After any initial small talk, take the lead again and open the meeting by asking whether the bank manager has read the plan. Hopefully they will have, but occasionally they won’t. Whatever, the situation, ask what they know about your business or industry. They may have a customer who trades in the industry and therefore some industry knowledge.

Most likely, they will have a series of questions to ask you. They may be validating what you say or they may be looking for more information e.g. you may be asking for start-up finance to purchase a machine and they want to understand more about what the machine does and how it will help the business. This should have been included in your business plan but sometimes they are checking whether you have considered all of the possibilities and investigated numerous machines in the market. There may be a cheaper model by a competitor brand or from the same brand. They may be asking why you selected this model rather than the cheaper model.

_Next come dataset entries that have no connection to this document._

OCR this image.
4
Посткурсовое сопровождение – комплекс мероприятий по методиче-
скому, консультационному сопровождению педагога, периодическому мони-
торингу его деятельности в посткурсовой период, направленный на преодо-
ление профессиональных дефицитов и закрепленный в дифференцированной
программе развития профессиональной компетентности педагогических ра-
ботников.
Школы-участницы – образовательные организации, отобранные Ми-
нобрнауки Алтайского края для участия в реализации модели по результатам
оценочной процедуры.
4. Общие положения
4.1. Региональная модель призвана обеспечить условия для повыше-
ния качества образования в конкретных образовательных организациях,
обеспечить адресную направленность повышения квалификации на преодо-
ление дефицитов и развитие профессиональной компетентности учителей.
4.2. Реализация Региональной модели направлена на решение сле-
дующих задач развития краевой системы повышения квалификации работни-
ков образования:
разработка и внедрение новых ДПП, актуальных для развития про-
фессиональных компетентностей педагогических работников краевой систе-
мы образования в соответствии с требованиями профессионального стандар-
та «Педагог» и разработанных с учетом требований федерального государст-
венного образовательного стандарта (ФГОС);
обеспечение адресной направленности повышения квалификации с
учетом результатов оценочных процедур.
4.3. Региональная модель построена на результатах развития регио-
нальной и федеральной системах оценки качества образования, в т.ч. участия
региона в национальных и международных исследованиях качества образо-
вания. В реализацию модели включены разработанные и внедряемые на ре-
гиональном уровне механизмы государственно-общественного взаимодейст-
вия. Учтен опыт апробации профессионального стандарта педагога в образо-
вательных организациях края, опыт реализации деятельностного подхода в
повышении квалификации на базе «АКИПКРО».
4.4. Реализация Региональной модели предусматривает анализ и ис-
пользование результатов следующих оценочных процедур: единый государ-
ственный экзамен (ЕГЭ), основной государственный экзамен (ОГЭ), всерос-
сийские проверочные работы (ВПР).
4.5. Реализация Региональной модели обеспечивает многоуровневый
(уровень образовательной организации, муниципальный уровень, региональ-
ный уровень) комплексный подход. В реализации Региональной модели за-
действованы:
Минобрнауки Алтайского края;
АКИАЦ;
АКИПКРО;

The bank manager is there to ascertain if there is additional information not contained in the business plan. They are constantly assessing your character. Bank managers use the acronyms CAMPARI and ICE to assess applications and applicants. The letters stand for:

  • Character – are you a good character to run a business?
  • Ability – from what you say and how you behave, plus your background, would you be able to run the business?
  • Means – this is the financial situation in respect of investing some of your money
  • Purpose – is the purpose of the finance a good enough reason and legal?
  • Amount – is the amount you require reasonable and realistic?
  • Repayment – does the business demonstrate an ability to repay the finance?
  • Insurance – what happens if it goes wrong?
  • Interest – can you cover the cost of the finance
  • Commission – this relates to any bank fees and whether you have included this in your forecast
  • Extras – this may be other things the bank will require. It could be security, selling you a product etc

Expect questions about your forecasts and take your time answering. On many occasions I have seen potential business owners stumble here because they didn’t write the forecast and they didn’t understand them.

When the questions appear to be drying up, take the lead and ask what the bank manager thinks about your plan and your business idea. It’s worth getting an opinion. What would they have done differently? Is there something you’ve missed which needs further thought or investigation?

You also need to know what happens next. Before the meeting ends, your bank manager should explain the application process which usually means they will send your plan with their report to Head Office for approval. They should provide you with realistic timescales for them to receive an answer and if positive explain what happens next.

If you have been professional throughout the application process, written a thorough business plan with numbers that stack up, and arranged and conducted the meeting well, then you have a very high chance of the bank agreeing to your request.  The business world needs more professionals, not amateurs. So, the more you take time and sensibly consider what you are doing, why you are doing it, the result you want to achieve and how you plan to achieve these results, the greater the chance you have of securing funding and continuing to trade in the future.

I hope this series of articles has been useful to you and that you can now confidently write your business start-up loan application. It takes time to piece together information and it’s not something you can rush. However, when done professionally, it makes a huge difference and creates a great impression with your bank manager. Good luck!